Le 4 juillet 2003, après 4 années de fuite, Yvan Colonna est arrêté et mis en détention provisoire. Il est renvoyé devant la cour d'Assises spéciale de Paris pour « assassinat en relation avec une entreprise terroriste » du 12 novembre au 12 décembre 2007. Après cinq semaines d'un procès que ses avocats jugent « équitable » [2] le parquet requiert la réclusion criminelle à perpétuité assortie d'une période de sûreté de 22 ans. Ses avocats demandent l'acquittement. La cour le condamne le 13 décembre 2007 à la réclusion criminelle à perpétuité en première instance[3],[4],[5]. Ses avocats interjettent appel, suivis en cela par le parquet de Paris.
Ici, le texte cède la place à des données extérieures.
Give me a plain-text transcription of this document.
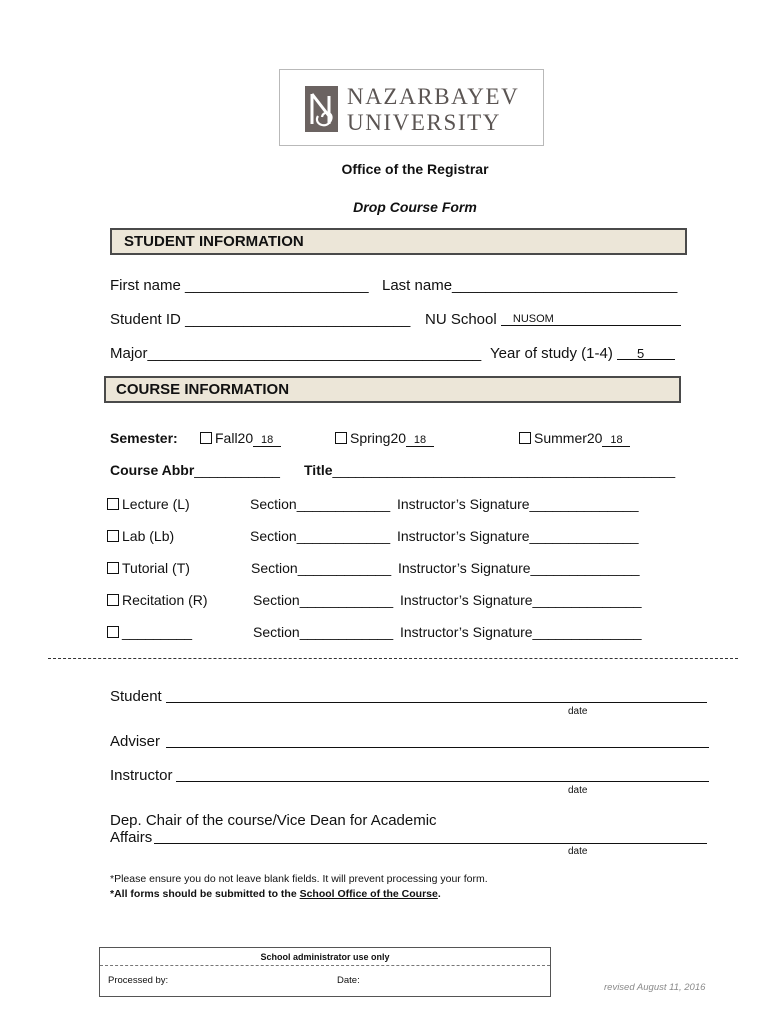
NAZARBAYEV
UNIVERSITY
Office of the Registrar
Drop Course Form
STUDENT INFORMATION
First name ______________________ Last name___________________________
Student ID ___________________________ NU School NUSOM
Major________________________________________ Year of study (1-4) 5
COURSE INFORMATION
Semester:	Fall20 18	Spring20 18	Summer20 18
Course Abbr___________ Title____________________________________________
Lecture (L)	Section____________ Instructor’s Signature______________
Lab (Lb)	Section____________ Instructor’s Signature______________
Tutorial (T)	Section____________ Instructor’s Signature______________
Recitation (R)	Section____________ Instructor’s Signature______________
_________	Section____________ Instructor’s Signature______________
Student
date
Adviser
Instructor
date
Dep. Chair of the course/Vice Dean for Academic
Affairs
date
*Please ensure you do not leave blank fields. It will prevent processing your form.
*All forms should be submitted to the School Office of the Course.
School administrator use only
Processed by:	Date:
revised August 11, 2016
Le procès en appel, à nouveau devant une cour spéciale, se tient du 9 février au 27 mars 2009. L'avocat général, Jean-Claude Kross, a dénoncé postérieurement au procès la défense de rupture mise en œuvre par Me Sollacarno, et les injures et outrages exceptionnels qu'a subi la Cour[1]. Le 2e jour de procès, Yvan Colonna affirme que la Cour est sous l'influence de Nicolas Sarkozy tandis que ses avocats, au nombre de cinq, plaident fréquemment en direction de la presse, mettent en doute l'intégrité de la justice, refusent de saluer la Cour et les victimes comme le veut l'usage[1]. Le 11 mars 2009, Yvan Colonna récuse ses avocats et quitte le procès au motif que la reconstitution a été refusée. Ses avocats quittent également l'audience. Le procès se terminera sans eux. La reconstitution a été refusée pour la raison que les membres du commando refusaient d'y participer[1].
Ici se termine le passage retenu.